Step 1 — Formulation
- \(k=4\), \(n_j=5\) for all groups, \(n=20\)
- \(H_0: m_A=m_B=m_C=m_D\)
- \(H_1\): at least two means are different
Step 2 — Group means and overall mean
\[ \bar{x}_A=\frac{115}{5}=23, \quad \bar{x}_B=\frac{145}{5}=29, \quad \bar{x}_C=\frac{150}{5}=30, \quad \bar{x}_D=\frac{125}{5}=25 \]
\[ \bar{x}=\frac{115+145+150+125}{20}=\frac{535}{20}=26.75 \]
Step 3 — Between-group variability
\[ SSD_{inter}=5(23-26.75)^2+5(29-26.75)^2+5(30-26.75)^2+5(25-26.75)^2 \]
\[ =5\times 14.0625+5\times 5.0625+5\times 10.5625+5\times 3.0625=163.75 \]
\[ AS_{inter}=\frac{163.75}{4-1}\approx 54.583 \]

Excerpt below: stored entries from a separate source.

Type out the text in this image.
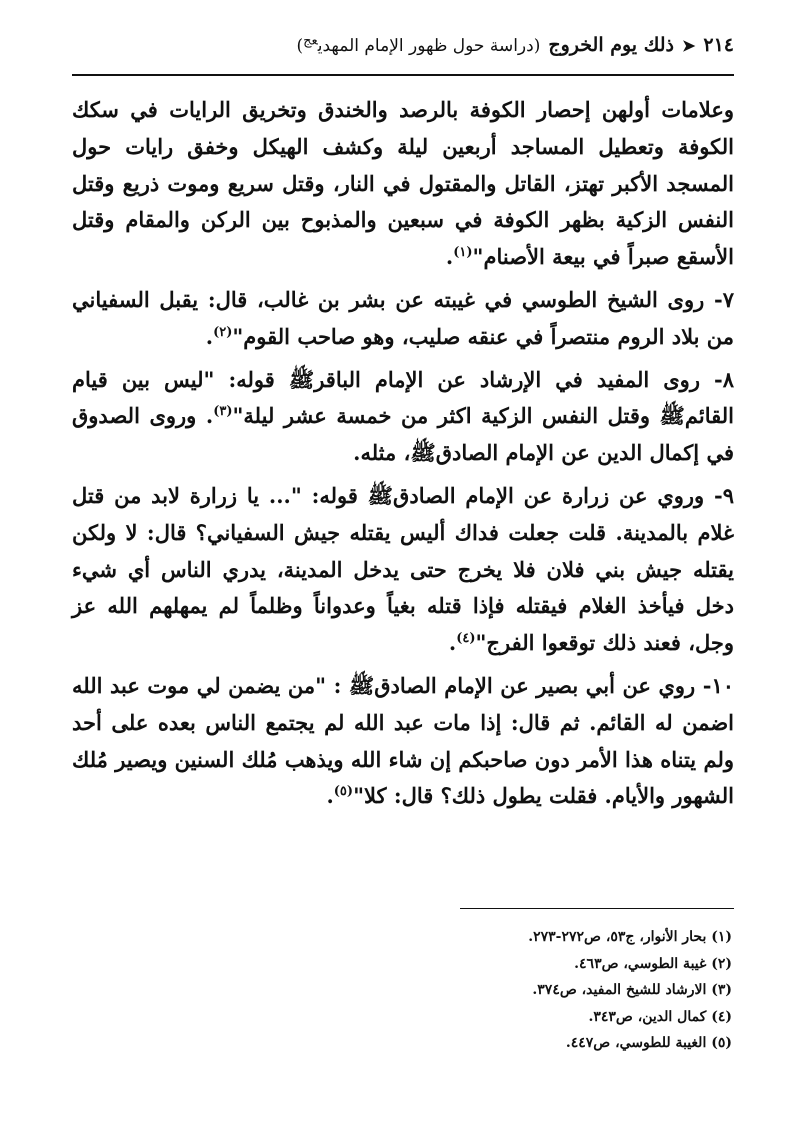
٢١٤
➤
ذلك يوم الخروج
(دراسة حول ظهور الإمام المهدي$^{عج}$)

وعلامات أولهن إحصار الكوفة بالرصد والخندق وتخريق الرايات في سكك الكوفة وتعطيل المساجد أربعين ليلة وكشف الهيكل وخفق رايات حول المسجد الأكبر تهتز، القاتل والمقتول في النار، وقتل سريع وموت ذريع وقتل النفس الزكية بظهر الكوفة في سبعين والمذبوح بين الركن والمقام وقتل الأسقع صبراً في بيعة الأصنام"$^{(١)}$.

٧- روى الشيخ الطوسي في غيبته عن بشر بن غالب، قال: يقبل السفياني من بلاد الروم منتصراً في عنقه صليب، وهو صاحب القوم"$^{(٢)}$.

٨- روى المفيد في الإرشاد عن الإمام الباقرﷺ قوله: "ليس بين قيام القائمﷺ وقتل النفس الزكية اكثر من خمسة عشر ليلة"$^{(٣)}$. وروى الصدوق في إكمال الدين عن الإمام الصادقﷺ، مثله.

٩- وروي عن زرارة عن الإمام الصادقﷺ قوله: "... يا زرارة لابد من قتل غلام بالمدينة. قلت جعلت فداك أليس يقتله جيش السفياني؟ قال: لا ولكن يقتله جيش بني فلان فلا يخرج حتى يدخل المدينة، يدري الناس أي شيء دخل فيأخذ الغلام فيقتله فإذا قتله بغياً وعدواناً وظلماً لم يمهلهم الله عز وجل، فعند ذلك توقعوا الفرج"$^{(٤)}$.

١٠- روي عن أبي بصير عن الإمام الصادقﷺ : "من يضمن لي موت عبد الله اضمن له القائم. ثم قال: إذا مات عبد الله لم يجتمع الناس بعده على أحد ولم يتناه هذا الأمر دون صاحبكم إن شاء الله ويذهب مُلك السنين ويصير مُلك الشهور والأيام. فقلت يطول ذلك؟ قال: كلا"$^{(٥)}$.

(١) بحار الأنوار، ج٥٣، ص٢٧٢-٢٧٣.

(٢) غيبة الطوسي، ص٤٦٣.

(٣) الارشاد للشيخ المفيد، ص٣٧٤.

(٤) كمال الدين، ص٣٤٣.

(٥) الغيبة للطوسي، ص٤٤٧.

Step 4 — Within-group variability
Within-group variances:
\[ s_A^2=\frac{18}{5}=3.60, \quad s_B^2=\frac{10}{5}=2.00, \quad s_C^2=\frac{10}{5}=2.00, \quad s_D^2=\frac{10}{5}=2.00 \]
\[ SSD_{intra}=5\times 3.60+5\times 2.00+5\times 2.00+5\times 2.00=18+10+10+10=48 \]
\[ AS_{intra}=\frac{48}{20-4}=\frac{48}{16}=3.00 \]
Step 5 — Test statistic
\[ U_{obs}=\frac{54.583}{3.00}\approx 18.19 \]
With \(v_1=3\) and \(v_2=16\):
\[ F_{5\%}(3,16)\approx 3.24 \qquad \text{and} \qquad F_{1\%}(3,16)\approx 5.29 \]
Since \(18.19>3.24\) and \(18.19>5.29\), we reject \(H_0\) at both risk levels.
Conclusion: the type of fertiliser has a highly significant effect on yield. Fertilisers B and C produce the highest average yields (\(29\) and \(30\) kg respectively) compared to A (\(23\) kg) and D (\(25\) kg).